Today is May Day, and across the country people will be taking to the streets to protest against the Trump administration’s immigration policies. Although May Day has traditionally been considered a day of struggle for the rights of workers, in recent years in the United States it has come to be associated with the rights of immigrants, as well. In 2006, for example, over a million people nationwide joined protests against harsh immigration measures then being considered by the U.S. House of Representatives. Although today’s protests are not expected to come close to those numbers, there will be events in around 200 cities across the country, with the largest being marches in New York, Chicago, Los Angeles, and Washington, DC.
May Day, or International Workers’ Day, was first celebrated by socialists, communists, and others involved in the workers’ movement in the late nineteenth century to commemorate the Haymarket affair, a labor protest that fell into violence in Chicago in 1886. In 1955 Pope Pius XII designated May 1 a feast day of St. Joseph, the Patron of Workers, to counteract the communist connotations of the day and to strengthen Catholic efforts to advocate for the rights of workers. Of course, the rights of workers had been central to official Catholic social teaching since Pope Leo XIII’s Rerum Novarum, in 1891 and even earlier to the work of Catholic labor leaders and other advocates.
Catholic history and teaching provide many reasons why it makes sense to link the rights of workers and the rights of immigrants. In the United States, many of the workers who participated in those earliest May Day protests were themselves immigrants from countries like Ireland, Poland, Italy, and Czechoslovakia, and a good deal of them were Catholics. In later decades Catholics held a significant number of leadership roles in labor unions in the U.S., and the U.S. Catholic bishops and organizations like the Association of Catholic Trade Unionists (ACTU) helped organize and train workers.
In later decades when union opinion was divided on the issue of immigration, Catholics played a significant role in uniting the two causes. For example, Msgr. George Higgins, who long worked on labor issues for the U.S. bishops, argued that labor unions should make efforts to organize immigrant workers, both legal and undocumented, to ensure fairer working conditions for those workers, both as a matter of justice and to prevent unfair competition with American workers.
In today’s political rhetoric, immigrants are often portrayed as a threat to native-born American workers. Immigrant laborers are willing to work for relatively low wages, and therefore drive down the wages of native-born workers through competition. Even in highly skilled sectors like the tech industry, employers are willing to hire immigrant workers over their American counterparts. Catholic social teaching, however, suggests that we should resist the temptation to pit vulnerable groups against one another, particularly when doing so lets off the hook those who are exploiting them.

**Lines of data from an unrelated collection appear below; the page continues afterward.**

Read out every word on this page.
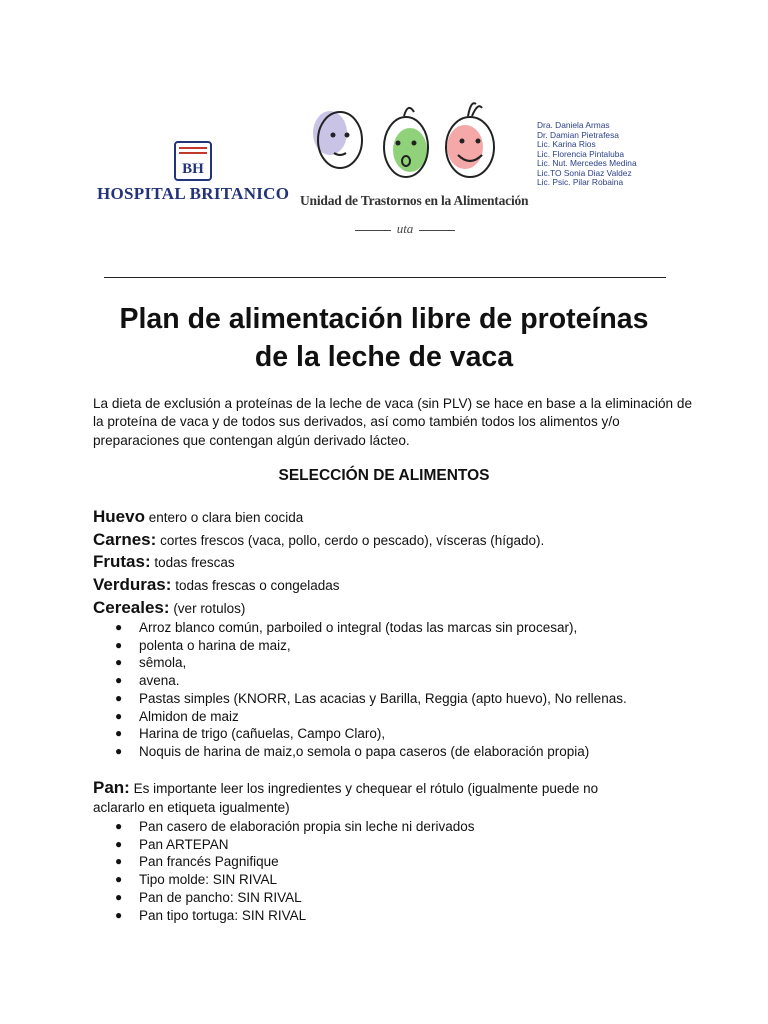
BH
HOSPITAL BRITANICO Unidad de Trastornos en la Alimentación
uta
Dra. Daniela Armas
Dr. Damian Pietrafesa
Lic. Karina Rios
Lic. Florencia Pintaluba
Lic. Nut. Mercedes Medina
Lic.TO Sonia Diaz Valdez
Lic. Psic. Pilar Robaina
Plan de alimentación libre de proteínas
de la leche de vaca
La dieta de exclusión a proteínas de la leche de vaca (sin PLV) se hace en base a la eliminación de la proteína de vaca y de todos sus derivados, así como también todos los alimentos y/o preparaciones que contengan algún derivado lácteo.
SELECCIÓN DE ALIMENTOS
Huevo entero o clara bien cocida
Carnes: cortes frescos (vaca, pollo, cerdo o pescado), vísceras (hígado).
Frutas: todas frescas
Verduras: todas frescas o congeladas
Cereales: (ver rotulos)
● Arroz blanco común, parboiled o integral (todas las marcas sin procesar),
● polenta o harina de maiz,
● sêmola,
● avena.
● Pastas simples (KNORR, Las acacias y Barilla, Reggia (apto huevo), No rellenas.
● Almidon de maiz
● Harina de trigo (cañuelas, Campo Claro),
● Noquis de harina de maiz,o semola o papa caseros (de elaboración propia)
Pan: Es importante leer los ingredientes y chequear el rótulo (igualmente puede no aclararlo en etiqueta igualmente)
● Pan casero de elaboración propia sin leche ni derivados
● Pan ARTEPAN
● Pan francés Pagnifique
● Tipo molde: SIN RIVAL
● Pan de pancho: SIN RIVAL
● Pan tipo tortuga: SIN RIVAL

Catholic teaching makes clear that workers must not only be paid a fair wage and provided with safe working conditions, but that they should have at least some role in the management (if not the ownership) of the business. The availability of immigrant labor can certainly undermine labor unions’ efforts to achieve these goals, which is why in recent decades labor unions have focused on organizing immigrant workers and applying fair labor standards to worker visa programs. In this way native-born and immigrant laborers can work together as a united front.

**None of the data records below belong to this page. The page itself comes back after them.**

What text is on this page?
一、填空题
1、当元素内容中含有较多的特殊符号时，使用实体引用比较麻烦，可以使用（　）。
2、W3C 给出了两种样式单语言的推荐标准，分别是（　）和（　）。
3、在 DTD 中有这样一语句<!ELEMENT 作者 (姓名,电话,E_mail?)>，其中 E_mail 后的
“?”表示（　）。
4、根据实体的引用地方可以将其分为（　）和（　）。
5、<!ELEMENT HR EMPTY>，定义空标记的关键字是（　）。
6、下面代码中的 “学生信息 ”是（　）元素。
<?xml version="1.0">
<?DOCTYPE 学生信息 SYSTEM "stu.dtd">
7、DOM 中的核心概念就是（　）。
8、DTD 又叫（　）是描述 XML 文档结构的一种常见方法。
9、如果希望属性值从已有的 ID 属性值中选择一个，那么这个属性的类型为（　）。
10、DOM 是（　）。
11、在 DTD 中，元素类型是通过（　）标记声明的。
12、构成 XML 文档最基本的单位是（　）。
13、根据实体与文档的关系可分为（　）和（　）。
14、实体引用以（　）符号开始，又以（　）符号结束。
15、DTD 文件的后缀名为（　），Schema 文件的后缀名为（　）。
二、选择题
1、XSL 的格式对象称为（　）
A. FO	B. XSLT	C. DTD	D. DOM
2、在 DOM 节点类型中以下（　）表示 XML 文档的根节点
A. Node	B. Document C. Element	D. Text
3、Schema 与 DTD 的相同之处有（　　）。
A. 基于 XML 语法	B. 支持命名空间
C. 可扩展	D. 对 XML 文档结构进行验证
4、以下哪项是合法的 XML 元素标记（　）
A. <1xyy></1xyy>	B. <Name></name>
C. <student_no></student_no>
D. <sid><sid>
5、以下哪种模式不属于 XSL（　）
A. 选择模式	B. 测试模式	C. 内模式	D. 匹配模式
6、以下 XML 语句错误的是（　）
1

Since at least the 1970s, the number of workers in the United States who belong to unions has been on the decline, and unions’ political clout has waned. This is certainly one reason for the unions’ alliance with immigrants’ rights groups, although this alliance is not a panacea. Rather, in addition to aggressive efforts to organize workers in untraditional sectors of the economy, such as those in the fast food industry in recent years, unions must find creative ways to communicate with people about the rights of labor and what can be accomplished through activism and organizing. Catholics must be part of these efforts, and happily labor leaders, in particular AFL-CIO President Richard Trumka, have been open to dialogue and cooperation between the labor movement and the Catholic Church. Let us take this May Day as an opportunity to further this cooperation, whether by participating in a protest or in some other way, and help build a society that better promotes the rights of workers and immigrants.